Civil forfeiture allows law enforcement to take property from citizens without charging anyone with a crime. The property is then handed off to the government who can then sell it for profit.
When these rules first came into place, they were meant to deter crime but it’s now suggested they’re turning cops into robbers as government uses these laws as a way to make a profit. It’s becoming one of the biggest threats to property rights.
We’ve already seen a few significant stories coming out of Canada, specifically Ontario, including that of Margaret and Terry Reilly. Things went sideways for the couple who owned rental properties when in 2008, the police found that illegal drug activity was occurring at two of the residences. Shortly after, those properties were seized by the Ontario government.

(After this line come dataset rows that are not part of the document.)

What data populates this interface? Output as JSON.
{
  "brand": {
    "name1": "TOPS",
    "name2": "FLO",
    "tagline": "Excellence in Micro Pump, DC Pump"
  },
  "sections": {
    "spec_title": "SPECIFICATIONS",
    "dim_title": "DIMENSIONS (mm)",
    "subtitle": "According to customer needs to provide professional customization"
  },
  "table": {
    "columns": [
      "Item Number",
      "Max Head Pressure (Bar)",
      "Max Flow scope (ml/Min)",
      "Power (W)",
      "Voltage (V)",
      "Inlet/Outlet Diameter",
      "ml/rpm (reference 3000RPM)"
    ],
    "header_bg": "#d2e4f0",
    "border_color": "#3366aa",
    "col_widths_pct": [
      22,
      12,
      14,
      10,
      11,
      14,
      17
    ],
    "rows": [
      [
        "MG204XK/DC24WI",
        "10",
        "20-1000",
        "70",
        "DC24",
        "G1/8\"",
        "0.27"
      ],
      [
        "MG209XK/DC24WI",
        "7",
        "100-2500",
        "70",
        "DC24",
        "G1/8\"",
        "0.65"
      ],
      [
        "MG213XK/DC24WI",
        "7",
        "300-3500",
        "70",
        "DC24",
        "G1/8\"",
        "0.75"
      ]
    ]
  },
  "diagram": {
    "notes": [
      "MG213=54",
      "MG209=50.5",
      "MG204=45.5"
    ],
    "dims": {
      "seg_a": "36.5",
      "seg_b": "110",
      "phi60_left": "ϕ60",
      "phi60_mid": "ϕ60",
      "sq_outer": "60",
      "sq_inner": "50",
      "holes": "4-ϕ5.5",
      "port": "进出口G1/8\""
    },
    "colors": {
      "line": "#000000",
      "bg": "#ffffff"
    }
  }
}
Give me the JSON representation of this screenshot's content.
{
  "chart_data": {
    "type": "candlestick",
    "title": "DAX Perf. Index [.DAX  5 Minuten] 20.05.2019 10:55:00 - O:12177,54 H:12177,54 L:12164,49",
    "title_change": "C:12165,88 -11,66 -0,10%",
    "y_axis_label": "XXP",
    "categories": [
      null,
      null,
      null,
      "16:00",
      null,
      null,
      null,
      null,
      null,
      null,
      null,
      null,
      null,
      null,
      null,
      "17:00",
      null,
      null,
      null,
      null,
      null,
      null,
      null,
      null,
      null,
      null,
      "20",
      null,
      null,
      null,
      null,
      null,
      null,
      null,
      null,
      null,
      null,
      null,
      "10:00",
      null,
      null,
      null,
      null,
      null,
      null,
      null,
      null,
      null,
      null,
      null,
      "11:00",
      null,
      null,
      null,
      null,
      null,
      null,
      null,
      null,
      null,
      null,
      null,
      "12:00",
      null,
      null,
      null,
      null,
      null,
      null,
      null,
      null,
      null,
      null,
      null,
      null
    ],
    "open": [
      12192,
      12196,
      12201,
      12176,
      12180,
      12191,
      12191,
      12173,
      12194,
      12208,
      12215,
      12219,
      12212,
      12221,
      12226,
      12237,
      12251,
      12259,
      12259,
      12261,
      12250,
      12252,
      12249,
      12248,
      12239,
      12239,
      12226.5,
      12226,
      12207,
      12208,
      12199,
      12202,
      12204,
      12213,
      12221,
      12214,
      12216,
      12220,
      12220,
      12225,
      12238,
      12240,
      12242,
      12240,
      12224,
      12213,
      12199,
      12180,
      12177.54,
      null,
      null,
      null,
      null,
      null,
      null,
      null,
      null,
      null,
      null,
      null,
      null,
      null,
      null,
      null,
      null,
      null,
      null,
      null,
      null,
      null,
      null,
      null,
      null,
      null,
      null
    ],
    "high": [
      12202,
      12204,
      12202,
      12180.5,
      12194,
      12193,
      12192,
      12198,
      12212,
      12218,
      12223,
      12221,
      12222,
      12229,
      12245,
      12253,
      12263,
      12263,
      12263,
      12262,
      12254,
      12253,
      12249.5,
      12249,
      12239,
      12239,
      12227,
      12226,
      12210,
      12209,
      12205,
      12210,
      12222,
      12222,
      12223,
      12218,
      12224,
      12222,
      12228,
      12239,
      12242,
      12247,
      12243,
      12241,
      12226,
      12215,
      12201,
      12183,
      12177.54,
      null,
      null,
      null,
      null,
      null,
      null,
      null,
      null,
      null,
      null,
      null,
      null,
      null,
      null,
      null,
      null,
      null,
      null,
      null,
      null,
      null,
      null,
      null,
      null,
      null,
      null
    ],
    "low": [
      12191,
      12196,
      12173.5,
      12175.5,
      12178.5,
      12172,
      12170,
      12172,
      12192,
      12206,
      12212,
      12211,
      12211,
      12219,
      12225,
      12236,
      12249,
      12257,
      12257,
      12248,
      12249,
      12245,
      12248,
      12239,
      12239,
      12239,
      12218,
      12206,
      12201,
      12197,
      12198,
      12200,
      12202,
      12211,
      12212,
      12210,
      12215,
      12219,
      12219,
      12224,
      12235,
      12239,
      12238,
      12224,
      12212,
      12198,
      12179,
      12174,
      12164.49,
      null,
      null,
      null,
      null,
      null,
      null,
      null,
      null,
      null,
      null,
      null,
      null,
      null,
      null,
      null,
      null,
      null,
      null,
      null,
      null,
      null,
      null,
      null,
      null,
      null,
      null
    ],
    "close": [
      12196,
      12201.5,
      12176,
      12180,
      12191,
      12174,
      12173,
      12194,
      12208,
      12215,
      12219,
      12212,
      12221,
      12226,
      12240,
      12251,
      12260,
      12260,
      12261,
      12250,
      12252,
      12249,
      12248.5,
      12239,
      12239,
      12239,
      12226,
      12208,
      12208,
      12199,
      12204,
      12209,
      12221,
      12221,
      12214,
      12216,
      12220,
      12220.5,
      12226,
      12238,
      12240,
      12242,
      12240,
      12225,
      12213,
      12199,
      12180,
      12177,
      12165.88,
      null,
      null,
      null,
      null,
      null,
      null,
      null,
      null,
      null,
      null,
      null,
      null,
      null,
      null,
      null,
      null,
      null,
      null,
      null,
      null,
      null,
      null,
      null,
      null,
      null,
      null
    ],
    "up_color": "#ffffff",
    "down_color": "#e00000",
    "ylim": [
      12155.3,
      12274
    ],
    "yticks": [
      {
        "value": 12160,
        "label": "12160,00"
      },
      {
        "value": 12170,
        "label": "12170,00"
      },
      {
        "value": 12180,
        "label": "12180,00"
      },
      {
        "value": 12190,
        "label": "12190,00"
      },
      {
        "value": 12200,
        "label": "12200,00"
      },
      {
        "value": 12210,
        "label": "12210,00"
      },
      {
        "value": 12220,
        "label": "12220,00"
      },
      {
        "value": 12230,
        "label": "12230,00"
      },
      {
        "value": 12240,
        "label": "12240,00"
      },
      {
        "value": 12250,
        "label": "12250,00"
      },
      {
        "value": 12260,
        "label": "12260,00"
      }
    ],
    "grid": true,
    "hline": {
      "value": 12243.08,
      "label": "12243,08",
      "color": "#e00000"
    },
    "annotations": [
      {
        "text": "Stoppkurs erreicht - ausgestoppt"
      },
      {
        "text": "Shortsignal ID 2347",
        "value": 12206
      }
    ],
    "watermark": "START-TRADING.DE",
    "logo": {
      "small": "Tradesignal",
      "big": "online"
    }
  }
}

Once Margaret and Terry were stripped of landlord rights, the properties were unoccupied and left to deteriorate. The couple were forced to stand by and watch it all happen even though they had never been found guilty of, or involved in, any crime.
In the United States, the problem appears to be worse.
For example, in 2011 Philadelphia made 6,560 forfeiture petitions for things like cars, cash and homes and from 2002 to 2012, that city took in $64 million from the process, $25 million of which went to pay for salaries.
That’s pretty telling isn’t it? Not only is this unconstitutional and a threat to property rights, but it’s as if the police are now looking for profit over justice.
If this can happen to Bruce Montague and the Reillys, it can happen to any one of us.